Ou seja, o que se extrai da leitura integral de tal acórdão, não é a dispensa total de alegação e prova de qualquer atividade de aproximação por parte da mediadora, mas tão só que, provada a prática de determinados atos, em si adequados a aproximar as partes, se presume que o negócio que entre elas se venha a celebrar é ainda o resultado de tal aproximação, ainda que não seja a causa única.
Ora, no caso concreto, apenas foi alegado e provado que a mediadora procedeu genericamente a ações de promoção do imóvel objeto da mediação: “Na sequência da celebração do acordo aludido em b), a requerente promoveu e publicitou a venda do referido imóvel, através da sua carteira de potenciais interessados e ainda em publicações da especialidade, bem como encarregou os seus vendedores de promoverem a respetiva venda junto dos seus contactos, o que estes fizeram”.

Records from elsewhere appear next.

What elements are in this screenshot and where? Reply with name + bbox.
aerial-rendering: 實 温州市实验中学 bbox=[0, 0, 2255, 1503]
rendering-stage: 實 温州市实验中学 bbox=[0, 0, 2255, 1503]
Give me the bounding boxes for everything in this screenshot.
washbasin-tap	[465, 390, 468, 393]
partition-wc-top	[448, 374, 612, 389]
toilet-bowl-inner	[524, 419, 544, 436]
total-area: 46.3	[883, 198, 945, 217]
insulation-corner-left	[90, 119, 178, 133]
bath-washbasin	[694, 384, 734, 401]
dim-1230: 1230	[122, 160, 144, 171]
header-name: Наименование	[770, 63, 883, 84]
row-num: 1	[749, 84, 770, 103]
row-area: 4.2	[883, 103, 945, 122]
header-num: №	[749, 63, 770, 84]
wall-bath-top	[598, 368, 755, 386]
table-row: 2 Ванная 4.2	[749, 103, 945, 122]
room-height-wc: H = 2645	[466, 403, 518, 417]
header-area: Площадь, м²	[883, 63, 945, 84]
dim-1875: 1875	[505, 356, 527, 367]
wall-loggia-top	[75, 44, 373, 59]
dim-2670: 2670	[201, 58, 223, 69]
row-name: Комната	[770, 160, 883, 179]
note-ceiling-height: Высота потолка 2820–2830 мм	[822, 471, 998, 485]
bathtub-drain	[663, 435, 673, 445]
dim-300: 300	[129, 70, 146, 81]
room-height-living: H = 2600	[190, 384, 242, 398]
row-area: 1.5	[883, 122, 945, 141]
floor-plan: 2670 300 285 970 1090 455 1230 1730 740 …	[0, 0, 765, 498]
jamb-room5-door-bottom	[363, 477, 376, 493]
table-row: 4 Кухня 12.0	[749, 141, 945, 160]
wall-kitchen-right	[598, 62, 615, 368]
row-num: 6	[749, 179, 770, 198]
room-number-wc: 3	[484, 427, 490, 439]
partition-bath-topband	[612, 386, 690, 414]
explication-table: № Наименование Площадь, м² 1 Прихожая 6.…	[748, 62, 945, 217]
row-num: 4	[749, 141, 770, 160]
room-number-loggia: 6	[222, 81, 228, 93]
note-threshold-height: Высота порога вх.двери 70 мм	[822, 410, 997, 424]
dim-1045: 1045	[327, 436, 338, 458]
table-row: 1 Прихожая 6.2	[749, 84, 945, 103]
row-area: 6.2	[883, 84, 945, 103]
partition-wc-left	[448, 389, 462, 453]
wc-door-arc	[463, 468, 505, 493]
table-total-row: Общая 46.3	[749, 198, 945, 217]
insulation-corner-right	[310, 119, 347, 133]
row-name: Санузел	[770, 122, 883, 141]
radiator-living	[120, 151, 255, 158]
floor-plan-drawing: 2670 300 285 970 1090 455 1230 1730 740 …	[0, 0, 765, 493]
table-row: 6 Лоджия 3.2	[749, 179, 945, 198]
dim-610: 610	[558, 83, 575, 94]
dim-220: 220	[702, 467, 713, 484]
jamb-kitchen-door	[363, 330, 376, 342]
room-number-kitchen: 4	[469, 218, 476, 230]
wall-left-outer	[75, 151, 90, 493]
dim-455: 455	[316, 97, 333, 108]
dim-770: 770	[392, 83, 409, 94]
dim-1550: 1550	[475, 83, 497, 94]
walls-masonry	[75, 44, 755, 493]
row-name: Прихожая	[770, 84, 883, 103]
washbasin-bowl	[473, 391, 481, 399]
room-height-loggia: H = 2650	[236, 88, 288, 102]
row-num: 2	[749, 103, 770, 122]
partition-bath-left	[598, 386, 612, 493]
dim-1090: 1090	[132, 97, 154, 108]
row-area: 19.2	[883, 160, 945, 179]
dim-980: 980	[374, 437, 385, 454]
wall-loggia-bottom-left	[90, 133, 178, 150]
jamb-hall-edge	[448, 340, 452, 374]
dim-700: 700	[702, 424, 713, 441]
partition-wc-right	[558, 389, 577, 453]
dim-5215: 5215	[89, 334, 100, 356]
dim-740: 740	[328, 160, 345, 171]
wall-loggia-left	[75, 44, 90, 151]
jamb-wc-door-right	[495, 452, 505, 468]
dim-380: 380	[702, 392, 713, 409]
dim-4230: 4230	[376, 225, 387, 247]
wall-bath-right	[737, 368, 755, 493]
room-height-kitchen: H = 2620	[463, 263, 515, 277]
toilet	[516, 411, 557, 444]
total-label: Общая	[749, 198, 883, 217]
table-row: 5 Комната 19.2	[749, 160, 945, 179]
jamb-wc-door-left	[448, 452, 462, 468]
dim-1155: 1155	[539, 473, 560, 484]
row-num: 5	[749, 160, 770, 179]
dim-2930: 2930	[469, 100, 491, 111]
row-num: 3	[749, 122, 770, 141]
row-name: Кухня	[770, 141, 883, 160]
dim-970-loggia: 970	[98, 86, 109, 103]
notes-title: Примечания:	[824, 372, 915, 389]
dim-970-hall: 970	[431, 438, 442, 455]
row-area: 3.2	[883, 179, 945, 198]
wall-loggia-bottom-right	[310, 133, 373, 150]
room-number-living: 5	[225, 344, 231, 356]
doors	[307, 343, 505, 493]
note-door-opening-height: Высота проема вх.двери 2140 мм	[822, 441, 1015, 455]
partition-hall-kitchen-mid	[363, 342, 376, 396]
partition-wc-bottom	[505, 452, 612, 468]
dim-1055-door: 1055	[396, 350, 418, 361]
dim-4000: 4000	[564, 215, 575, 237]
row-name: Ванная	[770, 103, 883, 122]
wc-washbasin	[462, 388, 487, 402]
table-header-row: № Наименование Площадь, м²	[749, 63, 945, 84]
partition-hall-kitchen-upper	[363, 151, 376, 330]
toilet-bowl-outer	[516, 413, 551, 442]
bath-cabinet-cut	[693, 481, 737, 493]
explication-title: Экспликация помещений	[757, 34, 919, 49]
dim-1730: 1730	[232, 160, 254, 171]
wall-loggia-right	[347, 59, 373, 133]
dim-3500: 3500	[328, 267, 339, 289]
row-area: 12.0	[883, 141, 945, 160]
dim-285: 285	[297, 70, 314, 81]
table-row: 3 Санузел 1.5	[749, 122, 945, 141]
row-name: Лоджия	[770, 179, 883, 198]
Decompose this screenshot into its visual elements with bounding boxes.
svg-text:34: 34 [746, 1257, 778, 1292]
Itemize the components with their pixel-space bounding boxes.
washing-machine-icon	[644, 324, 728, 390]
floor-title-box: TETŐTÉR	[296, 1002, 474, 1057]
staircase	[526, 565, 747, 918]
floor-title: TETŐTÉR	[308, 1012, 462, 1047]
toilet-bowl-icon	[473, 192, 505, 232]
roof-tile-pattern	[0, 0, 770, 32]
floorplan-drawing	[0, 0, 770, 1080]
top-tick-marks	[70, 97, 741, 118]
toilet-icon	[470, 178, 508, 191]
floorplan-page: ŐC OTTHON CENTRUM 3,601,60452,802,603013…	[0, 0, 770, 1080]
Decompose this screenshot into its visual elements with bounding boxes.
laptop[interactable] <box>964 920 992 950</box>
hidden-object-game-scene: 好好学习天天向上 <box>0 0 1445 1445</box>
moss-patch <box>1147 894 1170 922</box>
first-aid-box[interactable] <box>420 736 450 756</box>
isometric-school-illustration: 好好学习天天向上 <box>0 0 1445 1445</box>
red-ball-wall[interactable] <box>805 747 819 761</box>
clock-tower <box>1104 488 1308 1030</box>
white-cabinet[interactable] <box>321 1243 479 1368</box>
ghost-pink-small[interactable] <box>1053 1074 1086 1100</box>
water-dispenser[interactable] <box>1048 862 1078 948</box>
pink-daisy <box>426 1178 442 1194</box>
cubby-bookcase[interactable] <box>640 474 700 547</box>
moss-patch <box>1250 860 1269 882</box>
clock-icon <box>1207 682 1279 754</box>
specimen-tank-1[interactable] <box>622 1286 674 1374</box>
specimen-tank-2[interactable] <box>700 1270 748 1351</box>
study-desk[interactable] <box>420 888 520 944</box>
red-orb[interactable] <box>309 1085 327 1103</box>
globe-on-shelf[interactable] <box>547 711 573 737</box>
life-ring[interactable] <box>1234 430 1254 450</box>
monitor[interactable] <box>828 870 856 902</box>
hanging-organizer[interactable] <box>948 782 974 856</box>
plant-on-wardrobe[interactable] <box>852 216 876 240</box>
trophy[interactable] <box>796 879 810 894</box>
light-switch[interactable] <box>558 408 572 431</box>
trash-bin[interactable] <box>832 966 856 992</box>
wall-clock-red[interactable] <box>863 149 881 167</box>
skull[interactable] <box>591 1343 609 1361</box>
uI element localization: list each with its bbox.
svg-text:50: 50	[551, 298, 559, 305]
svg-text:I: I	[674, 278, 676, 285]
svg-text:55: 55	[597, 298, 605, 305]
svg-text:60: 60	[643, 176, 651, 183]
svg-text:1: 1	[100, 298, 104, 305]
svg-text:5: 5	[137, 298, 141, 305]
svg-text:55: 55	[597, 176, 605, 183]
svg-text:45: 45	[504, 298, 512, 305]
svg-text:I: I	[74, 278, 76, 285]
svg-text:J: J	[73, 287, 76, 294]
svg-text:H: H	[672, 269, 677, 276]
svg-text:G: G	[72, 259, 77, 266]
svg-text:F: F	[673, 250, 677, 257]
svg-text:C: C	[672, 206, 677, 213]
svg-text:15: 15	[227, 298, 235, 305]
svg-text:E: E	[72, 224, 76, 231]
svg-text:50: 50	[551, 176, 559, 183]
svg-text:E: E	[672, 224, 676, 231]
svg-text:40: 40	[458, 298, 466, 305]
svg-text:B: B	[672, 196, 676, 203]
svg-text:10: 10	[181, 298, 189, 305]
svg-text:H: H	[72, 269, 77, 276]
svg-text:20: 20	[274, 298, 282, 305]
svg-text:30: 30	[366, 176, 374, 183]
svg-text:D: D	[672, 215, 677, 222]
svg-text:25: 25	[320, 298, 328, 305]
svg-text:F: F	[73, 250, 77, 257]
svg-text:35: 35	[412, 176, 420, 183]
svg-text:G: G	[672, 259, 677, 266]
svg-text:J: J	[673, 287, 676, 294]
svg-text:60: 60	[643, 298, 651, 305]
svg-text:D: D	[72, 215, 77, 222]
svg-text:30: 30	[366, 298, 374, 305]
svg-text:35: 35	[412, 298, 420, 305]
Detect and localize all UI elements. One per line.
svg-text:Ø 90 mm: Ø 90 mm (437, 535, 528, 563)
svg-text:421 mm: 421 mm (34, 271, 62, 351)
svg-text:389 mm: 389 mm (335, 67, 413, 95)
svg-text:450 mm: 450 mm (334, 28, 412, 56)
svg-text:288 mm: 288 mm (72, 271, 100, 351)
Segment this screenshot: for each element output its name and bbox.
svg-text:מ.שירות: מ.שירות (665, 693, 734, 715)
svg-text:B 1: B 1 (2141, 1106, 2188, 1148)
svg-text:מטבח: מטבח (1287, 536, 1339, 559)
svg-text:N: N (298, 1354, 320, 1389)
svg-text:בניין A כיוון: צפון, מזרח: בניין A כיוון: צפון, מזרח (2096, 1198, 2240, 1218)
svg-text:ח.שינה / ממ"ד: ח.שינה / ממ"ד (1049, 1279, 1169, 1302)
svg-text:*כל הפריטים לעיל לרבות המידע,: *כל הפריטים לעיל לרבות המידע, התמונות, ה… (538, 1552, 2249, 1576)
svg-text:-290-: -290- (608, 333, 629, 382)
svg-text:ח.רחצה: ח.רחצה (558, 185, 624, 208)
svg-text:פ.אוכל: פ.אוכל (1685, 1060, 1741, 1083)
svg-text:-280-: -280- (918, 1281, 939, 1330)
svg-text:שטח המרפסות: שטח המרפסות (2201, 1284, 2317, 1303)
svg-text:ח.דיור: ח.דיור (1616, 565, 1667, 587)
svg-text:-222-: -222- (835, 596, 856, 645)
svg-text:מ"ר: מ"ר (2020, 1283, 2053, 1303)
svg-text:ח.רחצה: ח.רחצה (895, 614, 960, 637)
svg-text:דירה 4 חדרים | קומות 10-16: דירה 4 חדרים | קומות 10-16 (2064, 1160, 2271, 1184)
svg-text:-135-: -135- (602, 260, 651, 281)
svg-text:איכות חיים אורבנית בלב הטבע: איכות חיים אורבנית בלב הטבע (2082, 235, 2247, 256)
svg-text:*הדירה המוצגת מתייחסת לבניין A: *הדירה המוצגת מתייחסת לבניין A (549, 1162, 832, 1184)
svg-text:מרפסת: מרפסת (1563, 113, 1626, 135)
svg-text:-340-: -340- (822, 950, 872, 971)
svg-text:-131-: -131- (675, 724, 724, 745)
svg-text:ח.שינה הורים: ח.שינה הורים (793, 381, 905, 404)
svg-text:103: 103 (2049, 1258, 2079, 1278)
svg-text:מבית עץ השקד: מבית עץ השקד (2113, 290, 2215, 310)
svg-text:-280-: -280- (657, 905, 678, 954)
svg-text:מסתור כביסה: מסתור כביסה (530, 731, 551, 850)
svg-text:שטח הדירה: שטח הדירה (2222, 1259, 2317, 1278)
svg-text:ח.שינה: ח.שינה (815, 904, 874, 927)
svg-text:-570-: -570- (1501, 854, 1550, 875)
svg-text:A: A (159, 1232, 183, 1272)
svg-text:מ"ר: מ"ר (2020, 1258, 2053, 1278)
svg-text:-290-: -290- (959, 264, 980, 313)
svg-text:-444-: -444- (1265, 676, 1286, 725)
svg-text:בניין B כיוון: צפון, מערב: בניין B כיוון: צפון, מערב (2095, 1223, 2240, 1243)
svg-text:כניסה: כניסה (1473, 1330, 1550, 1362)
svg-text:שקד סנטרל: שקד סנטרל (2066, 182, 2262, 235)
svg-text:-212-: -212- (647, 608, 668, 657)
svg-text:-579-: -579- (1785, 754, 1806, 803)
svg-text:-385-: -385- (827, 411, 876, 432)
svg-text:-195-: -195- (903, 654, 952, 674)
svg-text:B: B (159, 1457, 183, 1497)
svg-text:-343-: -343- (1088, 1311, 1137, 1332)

Ora, por si só, tal factualidade é insuficiente para dela se “presumir[13]” que o negócio que veio a ser celebrado pelo requerido foi ainda consequência das referidas atividades de promoção e publicitação, sobretudo quando a requerente mediadora não alega qualquer facto relativo a uma sua qualquer intervenção direta no processo que levou à conclusão do negócio (ter contactado ou ter sido contactado o futuro comprador, ter-lhe mostrado o imóvel, tê-lo apresentando ao requerido), antes reconhecendo, pelo menos implicitamente, que “o requerido logrou vender o imóvel”, à margem da sua atuação.
Como é referido no Acórdão de 13-05-2014[14], relatado pela aqui adjunta, Maria Amália Santos, tem sido entendimento pacífico que, não sendo necessário que o mediador esteja presente até á conclusão do negócio, é necessário que a conclusão daquele resulte adequadamente da sua conduta ou atividade.
E, no caso em apreço não há um único facto a partir do qual se permita estabelecer o nexo causal entre a atividade desenvolvida pela mediadora e a concretização do negócio levada a cabo pelo requerido.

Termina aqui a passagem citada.